Return a list of points which linearly interpolate given data points, or a function performing the linear (or constant) interpolation.

- What does
`ecdf()`

do? What does it return?

Compute an empirical cumulative distribution function, with several methods for plotting, printing and computing with such an “ecdf” object.

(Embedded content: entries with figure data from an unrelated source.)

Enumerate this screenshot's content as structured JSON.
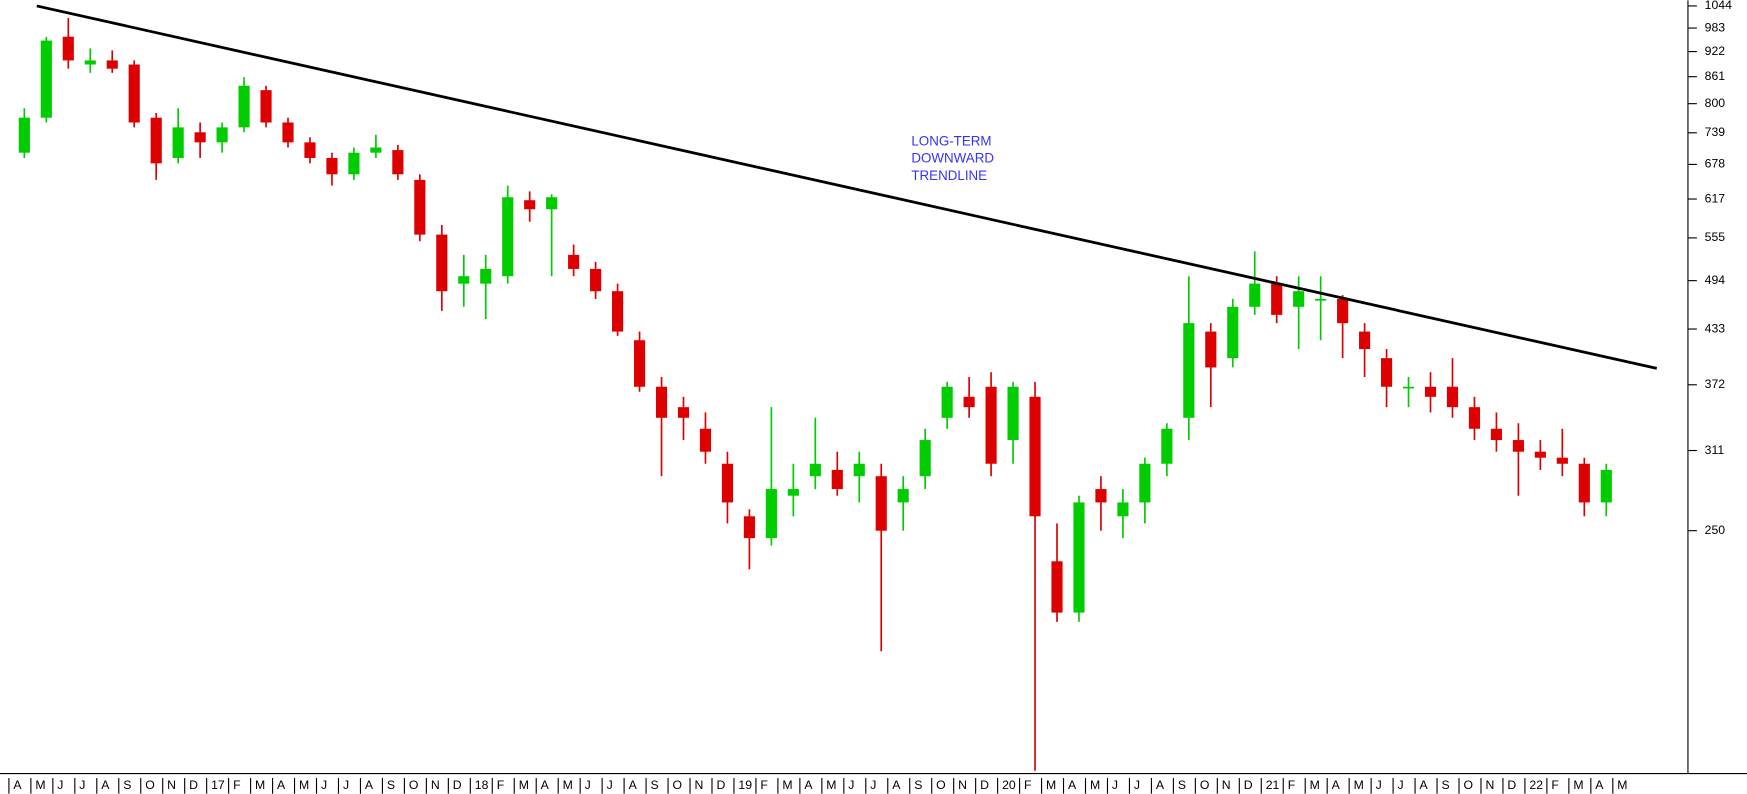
{
  "chart_data": {
    "type": "candlestick",
    "categories": [
      "A",
      "M",
      "J",
      "J",
      "A",
      "S",
      "O",
      "N",
      "D",
      "17",
      "F",
      "M",
      "A",
      "M",
      "J",
      "J",
      "A",
      "S",
      "O",
      "N",
      "D",
      "18",
      "F",
      "M",
      "A",
      "M",
      "J",
      "J",
      "A",
      "S",
      "O",
      "N",
      "D",
      "19",
      "F",
      "M",
      "A",
      "M",
      "J",
      "J",
      "A",
      "S",
      "O",
      "N",
      "D",
      "20",
      "F",
      "M",
      "A",
      "M",
      "J",
      "J",
      "A",
      "S",
      "O",
      "N",
      "D",
      "21",
      "F",
      "M",
      "A",
      "M",
      "J",
      "J",
      "A",
      "S",
      "O",
      "N",
      "D",
      "22",
      "F",
      "M",
      "A",
      "M"
    ],
    "open": [
      700,
      770,
      960,
      890,
      900,
      890,
      770,
      690,
      740,
      720,
      750,
      830,
      760,
      720,
      690,
      660,
      700,
      705,
      650,
      560,
      490,
      490,
      500,
      615,
      600,
      530,
      510,
      480,
      420,
      370,
      350,
      330,
      300,
      260,
      245,
      275,
      290,
      295,
      290,
      290,
      270,
      290,
      340,
      360,
      370,
      320,
      360,
      230,
      200,
      280,
      260,
      270,
      300,
      340,
      430,
      400,
      460,
      490,
      460,
      470,
      470,
      430,
      400,
      370,
      370,
      370,
      350,
      330,
      320,
      310,
      305,
      300,
      270,
      null
    ],
    "high": [
      790,
      960,
      1010,
      930,
      925,
      900,
      780,
      790,
      760,
      760,
      860,
      840,
      770,
      730,
      700,
      710,
      735,
      715,
      660,
      575,
      530,
      530,
      640,
      630,
      625,
      545,
      520,
      490,
      430,
      380,
      360,
      345,
      310,
      265,
      350,
      300,
      340,
      310,
      310,
      300,
      290,
      330,
      375,
      380,
      385,
      375,
      375,
      255,
      275,
      290,
      280,
      305,
      335,
      500,
      440,
      470,
      535,
      500,
      500,
      500,
      475,
      440,
      410,
      380,
      385,
      400,
      360,
      345,
      335,
      320,
      330,
      305,
      300,
      null
    ],
    "low": [
      690,
      760,
      880,
      870,
      870,
      750,
      650,
      680,
      690,
      700,
      740,
      750,
      710,
      680,
      640,
      650,
      690,
      650,
      550,
      455,
      460,
      445,
      490,
      580,
      500,
      500,
      470,
      425,
      365,
      290,
      320,
      300,
      255,
      225,
      240,
      260,
      280,
      275,
      270,
      180,
      250,
      280,
      330,
      340,
      290,
      300,
      130,
      195,
      195,
      250,
      245,
      255,
      290,
      320,
      350,
      390,
      450,
      440,
      410,
      420,
      400,
      380,
      350,
      350,
      345,
      340,
      320,
      310,
      275,
      295,
      290,
      260,
      260,
      null
    ],
    "close": [
      770,
      950,
      900,
      900,
      880,
      760,
      680,
      750,
      720,
      750,
      840,
      760,
      720,
      690,
      660,
      700,
      710,
      660,
      560,
      480,
      500,
      510,
      620,
      600,
      620,
      510,
      480,
      430,
      370,
      340,
      340,
      310,
      270,
      245,
      280,
      280,
      300,
      280,
      300,
      250,
      280,
      320,
      370,
      350,
      300,
      370,
      260,
      200,
      270,
      270,
      270,
      300,
      330,
      440,
      390,
      460,
      490,
      450,
      480,
      470,
      440,
      410,
      370,
      370,
      360,
      350,
      330,
      320,
      310,
      305,
      300,
      270,
      295,
      null
    ],
    "up_color": "#00cc00",
    "down_color": "#dd0000",
    "ylim": [
      129,
      1060
    ],
    "log_scale": true,
    "yticks": [
      250,
      311,
      372,
      433,
      494,
      555,
      617,
      678,
      739,
      800,
      861,
      922,
      983,
      1044
    ],
    "trendline": {
      "values": [
        1044,
        389
      ],
      "color": "#000000"
    },
    "annotation": {
      "lines": [
        "LONG-TERM",
        "DOWNWARD",
        "TRENDLINE"
      ],
      "color": "#3333ff"
    }
  }
}
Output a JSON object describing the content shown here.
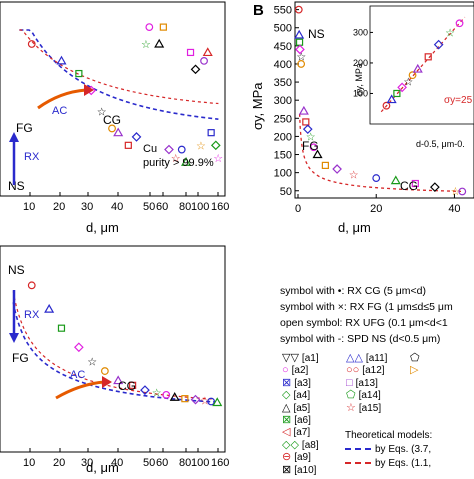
{
  "panel_labels": {
    "b": "B"
  },
  "chart_data": [
    {
      "type": "scatter",
      "panel": "top-left",
      "xlabel": "d, μm",
      "x_ticks": [
        "10",
        "20",
        "30",
        "40",
        "50",
        "60",
        "80",
        "100",
        "160"
      ],
      "annotations": {
        "cg": "CG",
        "ac": "AC",
        "fg": "FG",
        "rx": "RX",
        "ns": "NS"
      },
      "note_lines": [
        "Cu",
        "purity > 99.9%"
      ],
      "points": [
        {
          "x": 1,
          "y": 360
        },
        {
          "x": 3,
          "y": 320
        },
        {
          "x": 5,
          "y": 290
        },
        {
          "x": 7,
          "y": 250
        },
        {
          "x": 9,
          "y": 200
        },
        {
          "x": 12,
          "y": 160
        },
        {
          "x": 14,
          "y": 150
        },
        {
          "x": 18,
          "y": 120
        },
        {
          "x": 22,
          "y": 140
        },
        {
          "x": 27,
          "y": 360
        },
        {
          "x": 30,
          "y": 400
        },
        {
          "x": 38,
          "y": 360
        },
        {
          "x": 42,
          "y": 400
        },
        {
          "x": 48,
          "y": 110
        },
        {
          "x": 55,
          "y": 90
        },
        {
          "x": 65,
          "y": 110
        },
        {
          "x": 72,
          "y": 80
        },
        {
          "x": 80,
          "y": 340
        },
        {
          "x": 90,
          "y": 300
        },
        {
          "x": 100,
          "y": 120
        },
        {
          "x": 110,
          "y": 320
        },
        {
          "x": 120,
          "y": 340
        },
        {
          "x": 130,
          "y": 150
        },
        {
          "x": 145,
          "y": 120
        },
        {
          "x": 150,
          "y": 90
        }
      ]
    },
    {
      "type": "scatter",
      "panel": "bottom-left",
      "xlabel": "d, μm",
      "x_ticks": [
        "10",
        "20",
        "30",
        "40",
        "50",
        "60",
        "80",
        "100",
        "160"
      ],
      "annotations": {
        "ns": "NS",
        "rx": "RX",
        "fg": "FG",
        "ac": "AC",
        "cg": "CG"
      },
      "points": [
        {
          "x": 1,
          "y": 350
        },
        {
          "x": 2,
          "y": 300
        },
        {
          "x": 3,
          "y": 260
        },
        {
          "x": 5,
          "y": 220
        },
        {
          "x": 7,
          "y": 190
        },
        {
          "x": 10,
          "y": 170
        },
        {
          "x": 14,
          "y": 150
        },
        {
          "x": 20,
          "y": 140
        },
        {
          "x": 27,
          "y": 130
        },
        {
          "x": 35,
          "y": 125
        },
        {
          "x": 45,
          "y": 120
        },
        {
          "x": 55,
          "y": 115
        },
        {
          "x": 70,
          "y": 112
        },
        {
          "x": 90,
          "y": 110
        },
        {
          "x": 110,
          "y": 108
        },
        {
          "x": 130,
          "y": 106
        },
        {
          "x": 150,
          "y": 104
        }
      ]
    },
    {
      "type": "scatter",
      "panel": "B",
      "ylabel": "σy, MPa",
      "xlabel": "d, μm",
      "y_ticks": [
        "50",
        "100",
        "150",
        "200",
        "250",
        "300",
        "350",
        "400",
        "450",
        "500",
        "550"
      ],
      "x_ticks": [
        "0",
        "20",
        "40"
      ],
      "annotations": {
        "ns": "NS",
        "fg": "FG",
        "cg": "CG"
      },
      "points": [
        {
          "x": 0.2,
          "y": 550
        },
        {
          "x": 0.3,
          "y": 480
        },
        {
          "x": 0.4,
          "y": 460
        },
        {
          "x": 0.5,
          "y": 440
        },
        {
          "x": 0.6,
          "y": 420
        },
        {
          "x": 0.8,
          "y": 400
        },
        {
          "x": 1.5,
          "y": 270
        },
        {
          "x": 2,
          "y": 240
        },
        {
          "x": 2.5,
          "y": 220
        },
        {
          "x": 3,
          "y": 200
        },
        {
          "x": 4,
          "y": 170
        },
        {
          "x": 5,
          "y": 150
        },
        {
          "x": 7,
          "y": 120
        },
        {
          "x": 10,
          "y": 110
        },
        {
          "x": 14,
          "y": 95
        },
        {
          "x": 20,
          "y": 85
        },
        {
          "x": 25,
          "y": 78
        },
        {
          "x": 30,
          "y": 70
        },
        {
          "x": 35,
          "y": 60
        },
        {
          "x": 40,
          "y": 50
        },
        {
          "x": 42,
          "y": 48
        }
      ]
    },
    {
      "type": "scatter",
      "panel": "B-inset",
      "ylabel": "σy, MPa",
      "xlabel": "d-0.5, μm-0.",
      "y_ticks": [
        "100",
        "200",
        "300"
      ],
      "fit_label": "σy=25",
      "points": [
        {
          "x": 0.1,
          "y": 60
        },
        {
          "x": 0.15,
          "y": 80
        },
        {
          "x": 0.2,
          "y": 100
        },
        {
          "x": 0.25,
          "y": 120
        },
        {
          "x": 0.3,
          "y": 140
        },
        {
          "x": 0.35,
          "y": 160
        },
        {
          "x": 0.4,
          "y": 180
        },
        {
          "x": 0.5,
          "y": 220
        },
        {
          "x": 0.6,
          "y": 260
        },
        {
          "x": 0.7,
          "y": 300
        },
        {
          "x": 0.8,
          "y": 330
        }
      ]
    }
  ],
  "legend": {
    "rules": [
      "symbol with •: RX CG (5 μm<d)",
      "symbol with ×: RX FG (1 μm≤d≤5 μm",
      "open symbol: RX UFG (0.1 μm<d<1",
      "symbol with -: SPD NS (d<0.5 μm)"
    ],
    "markers": [
      {
        "glyph": "▽▽",
        "label": "[a1]",
        "color": "#000000"
      },
      {
        "glyph": "○",
        "label": "[a2]",
        "color": "#e020e0"
      },
      {
        "glyph": "⊠",
        "label": "[a3]",
        "color": "#2a2acc"
      },
      {
        "glyph": "◇",
        "label": "[a4]",
        "color": "#1a9a1a"
      },
      {
        "glyph": "△",
        "label": "[a5]",
        "color": "#000000"
      },
      {
        "glyph": "⊠",
        "label": "[a6]",
        "color": "#1a9a1a"
      },
      {
        "glyph": "◁",
        "label": "[a7]",
        "color": "#d62728"
      },
      {
        "glyph": "◇◇",
        "label": "[a8]",
        "color": "#1a9a1a"
      },
      {
        "glyph": "⊖",
        "label": "[a9]",
        "color": "#d62728"
      },
      {
        "glyph": "⊠",
        "label": "[a10]",
        "color": "#000000"
      },
      {
        "glyph": "△△",
        "label": "[a11]",
        "color": "#2a2acc"
      },
      {
        "glyph": "○○",
        "label": "[a12]",
        "color": "#d62728"
      },
      {
        "glyph": "□",
        "label": "[a13]",
        "color": "#9933cc"
      },
      {
        "glyph": "⬠",
        "label": "[a14]",
        "color": "#1a9a1a"
      },
      {
        "glyph": "☆",
        "label": "[a15]",
        "color": "#d62728"
      },
      {
        "glyph": "⬠",
        "label": "",
        "color": "#000000"
      },
      {
        "glyph": "▷",
        "label": "",
        "color": "#e08a00"
      }
    ],
    "theory_title": "Theoretical models:",
    "theory_lines": [
      "by Eqs. (3.7,",
      "by Eqs. (1.1,"
    ]
  }
}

- Create a function that creates functions that compute the ith central moment of a numeric vector. You can test it by running the following code:

```
moment <- function(k){
function(x)
mean((x - mean(x)) ** k)
}
m1 <- moment(1)
m2 <- moment(2)
x <- runif(100)
stopifnot(all.equal(m1(x), 0))
stopifnot(all.equal(m2(x), var(x) * 99 / 100))
```

- Create a function
`pick()`

that takes an index, i, as an argument and returns a function with an argument x that subsets x with i.

```
pick <- function(i) {
function(x)
x[i]
}
all.equal(lapply(mtcars, pick(5)), lapply(mtcars, function(x) x[[5]]))
```

`## [1] TRUE`

## Lists of functions

- Implement a summary function that works like
`base::summary()`

, but uses a list of functions. Modify the function so it returns a closure, making it possible to use it as a function factory.

```
summary_simple <- list(
Min = function(x) min(x),
First_Qu = function(x) quantile(x, names = FALSE)[2],
Median = function(x) median(x),
Mean = function(x) mean(x),
Third_Qu = function(x) quantile(x, names = FALSE)[4],
Max = function(x) max(x)
)
lapply(summary_simple, function(f) f(mtcars$mpg))
```

```
## $Min
## [1] 10.4
##
## $First_Qu
## [1] 15.425
##
## $Median
## [1] 19.2
##
## $Mean
## [1] 20.09062
##
## $Third_Qu
## [1] 22.8
##
## $Max
## [1] 33.9
```

- Which of the following commands is equivalent to
`with(x, f(z))`

- x\(f(x\)z).
- f(x$z).
- x$f(z).
- f(z).
- It depends.

Answer: b

### Case study: numerical integration

- Instead of creating individual functions (e.g., midpoint(), trapezoid(), simpson(), etc.), we could store them in a list. If we did that, how would that change the code? Can you create the list of functions from a list of coefficients for the Newton-Cotes formulae?

```
combo <- function(f) {
list(
midpoint <- function(a, b) {
(b - a) * f((a + b) / 2)
},
trapezoid <- function(a, b) {
(b - a) / 2 * (f(a) + f(b))
},
simpson <- function(a, b) {
(b - a) / 6 * (f(a) + 4 * f((a + b) / 2) + f(b))
}
)
}
kk <- combo(sin)
lapply(kk, function(f) f(0, pi))
```

```
## [[1]]
## [1] 3.141593
##
## [[2]]
## [1] 1.923607e-16
##
## [[3]]
## [1] 2.094395
```

- The trade-off between integration rules is that more complex rules are slower to compute, but need fewer pieces. For sin() in the range [0, π], determine the number of pieces needed so that each rule will be equally accurate. Illustrate your results with a graph. How do they change for different functions? sin(1 / x^2) is particularly challenging.